しばらくすると、また「メモしてください!」と声が掛かります。
「何と書けば良いですか?」
側にしゃがみ込み、その利用者に声掛けします。
「まんじゅうと書いてください!」
「まんじゅうですか?」
「まんじゅうはオヤツでしょう!?」
「そうですよ! まんじゅうはオヤツです」
ある意味で、「まんじゅう」と言う言葉に興味があるのかもしれませんが、人とのコミュニケーションに満足したいのかもしれません。
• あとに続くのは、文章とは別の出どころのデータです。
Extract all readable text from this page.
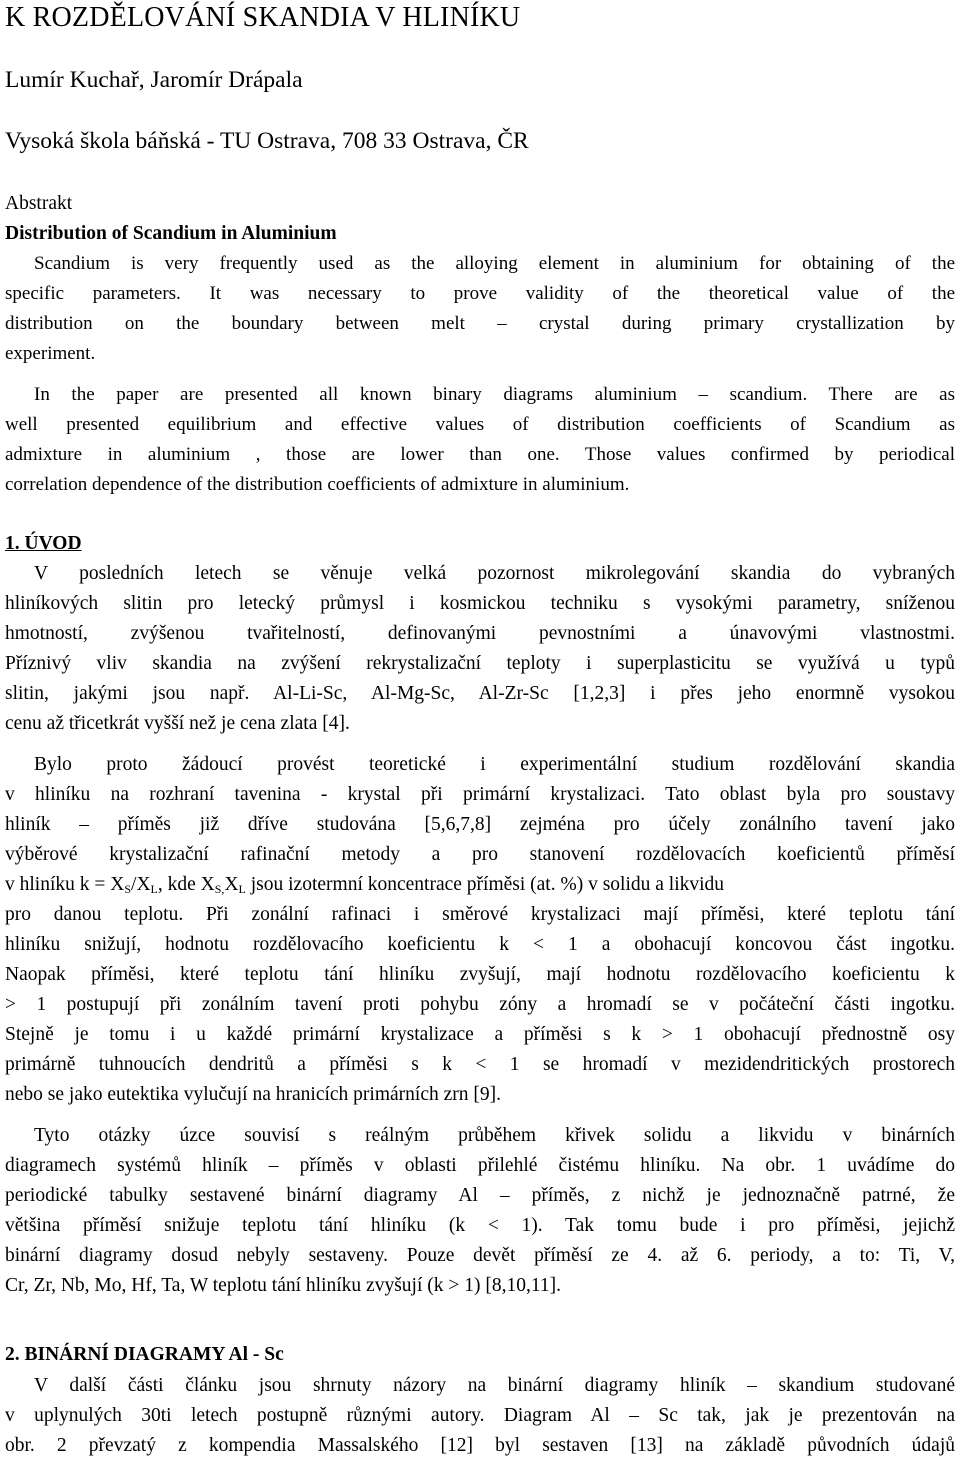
K ROZDĚLOVÁNÍ SKANDIA V HLINÍKU
Lumír Kuchař, Jaromír Drápala
Vysoká škola báňská - TU Ostrava, 708 33 Ostrava, ČR
Abstrakt
Distribution of Scandium in Aluminium
Scandium is very frequently used as the alloying element in aluminium for obtaining of the
specific parameters. It was necessary to prove validity of the theoretical value of the
distribution on the boundary between melt – crystal during primary crystallization by
experiment.
In the paper are presented all known binary diagrams aluminium – scandium. There are as
well presented equilibrium and effective values of distribution coefficients of Scandium as
admixture in aluminium , those are lower than one. Those values confirmed by periodical
correlation dependence of the distribution coefficients of admixture in aluminium.
1. ÚVOD
V posledních letech se věnuje velká pozornost mikrolegování skandia do vybraných
hliníkových slitin pro letecký průmysl i kosmickou techniku s vysokými parametry, sníženou
hmotností, zvýšenou tvařitelností, definovanými pevnostními a únavovými vlastnostmi.
Příznivý vliv skandia na zvýšení rekrystalizační teploty i superplasticitu se využívá u typů
slitin, jakými jsou např. Al-Li-Sc, Al-Mg-Sc, Al-Zr-Sc [1,2,3] i přes jeho enormně vysokou
cenu až třicetkrát vyšší než je cena zlata [4].
Bylo proto žádoucí provést teoretické i experimentální studium rozdělování skandia
v hliníku na rozhraní tavenina - krystal při primární krystalizaci. Tato oblast byla pro soustavy
hliník – příměs již dříve studována [5,6,7,8] zejména pro účely zonálního tavení jako
výběrové krystalizační rafinační metody a pro stanovení rozdělovacích koeficientů příměsí
v hliníku $k = X_S/X_L$, kde $X_{S,}X_L$ jsou izotermní koncentrace příměsi (at. %) v solidu a likvidu
pro danou teplotu. Při zonální rafinaci i směrové krystalizaci mají příměsi, které teplotu tání
hliníku snižují, hodnotu rozdělovacího koeficientu k < 1 a obohacují koncovou část ingotku.
Naopak příměsi, které teplotu tání hliníku zvyšují, mají hodnotu rozdělovacího koeficientu k
> 1 postupují při zonálním tavení proti pohybu zóny a hromadí se v počáteční části ingotku.
Stejně je tomu i u každé primární krystalizace a příměsi s k > 1 obohacují přednostně osy
primárně tuhnoucích dendritů a příměsi s k < 1 se hromadí v mezidendritických prostorech
nebo se jako eutektika vylučují na hranicích primárních zrn [9].
Tyto otázky úzce souvisí s reálným průběhem křivek solidu a likvidu v binárních
diagramech systémů hliník – příměs v oblasti přilehlé čistému hliníku. Na obr. 1 uvádíme do
periodické tabulky sestavené binární diagramy Al – příměs, z nichž je jednoznačně patrné, že
většina příměsí snižuje teplotu tání hliníku (k < 1). Tak tomu bude i pro příměsi, jejichž
binární diagramy dosud nebyly sestaveny. Pouze devět příměsí ze 4. až 6. periody, a to: Ti, V,
Cr, Zr, Nb, Mo, Hf, Ta, W teplotu tání hliníku zvyšují (k > 1) [8,10,11].
2. BINÁRNÍ DIAGRAMY Al - Sc
V další části článku jsou shrnuty názory na binární diagramy hliník – skandium studované
v uplynulých 30ti letech postupně různými autory. Diagram Al – Sc tak, jak je prezentován na
obr. 2 převzatý z kompendia Massalského [12] byl sestaven [13] na základě původních údajů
このケースでは、「まんじゅう」と言う共通認識が利用者と介護士を繋いています。
そして、「そうですよ」と言う承認がその利用者を満足させ、心に潤いをもたらしているとこみちは考えました。
だからこそ、「メモしてください!」が日に何度あっても、時間の許す限り対応しています。
一連のやり取りが「介護」になっているからです。
ある意味では、障がいを持った人にも言えるでしょう。
特に精神的な面での障がいがあると、同じフレーズを繰り返したり、一般的には見逃してしまうようなことを気にしたりします。
「何で? どうでもいいでしょう!」と介護士が思い込んでしまったら、もう利用者を理解することはできません。
実は、我々の日常生活でも、相手の思い込みが強い時に頭ごなしに否定しても聞き入れてくれないことがあります。
なぜなら、その人は何らの原因があって、それが大切だと考えているからです。
「そうなんだね。でも、どうしてそうなの?」
例えば、そんな問い掛けをすれば、理由を教えてくれるかも知れません。
聞けば納得のこともあるでしょうし、思い込みや誤認からそう思ったのだろうと察することもできます。
「なるほどね! 良いけど、この後だとダメかなぁ?」
そんな誘導で、利用者が納得してくれることもあるでしょう。
つまり、認知機能の低下というのは、過去を知る人に分かる話であって、初めて会った人にとっては、低下したのかどうかで対応に変化はありません。
理解してもらえない時はより詳しい、または必要となる情報を見つければ良いだけだからです。
その上で、「イヤだ!」と否定されれば、時間を置いて再度話をもちかけましょう。
そう考えるようになって、認知機能が低下した利用者ともしっかりコミュニケーションが取れるようになりました。
知ったかぶりせずに「何でなの?」と聞けば、利用者が心境を教えてくれたりもします。
「そうなのね。だったら、したくなったら私に声かけてくれますか?」
しばらくすると、「いいよ!」と教えてくれたりします。
利用者の世界にお邪魔する感覚で接すると、介護させてもらうのが楽しくなってきます。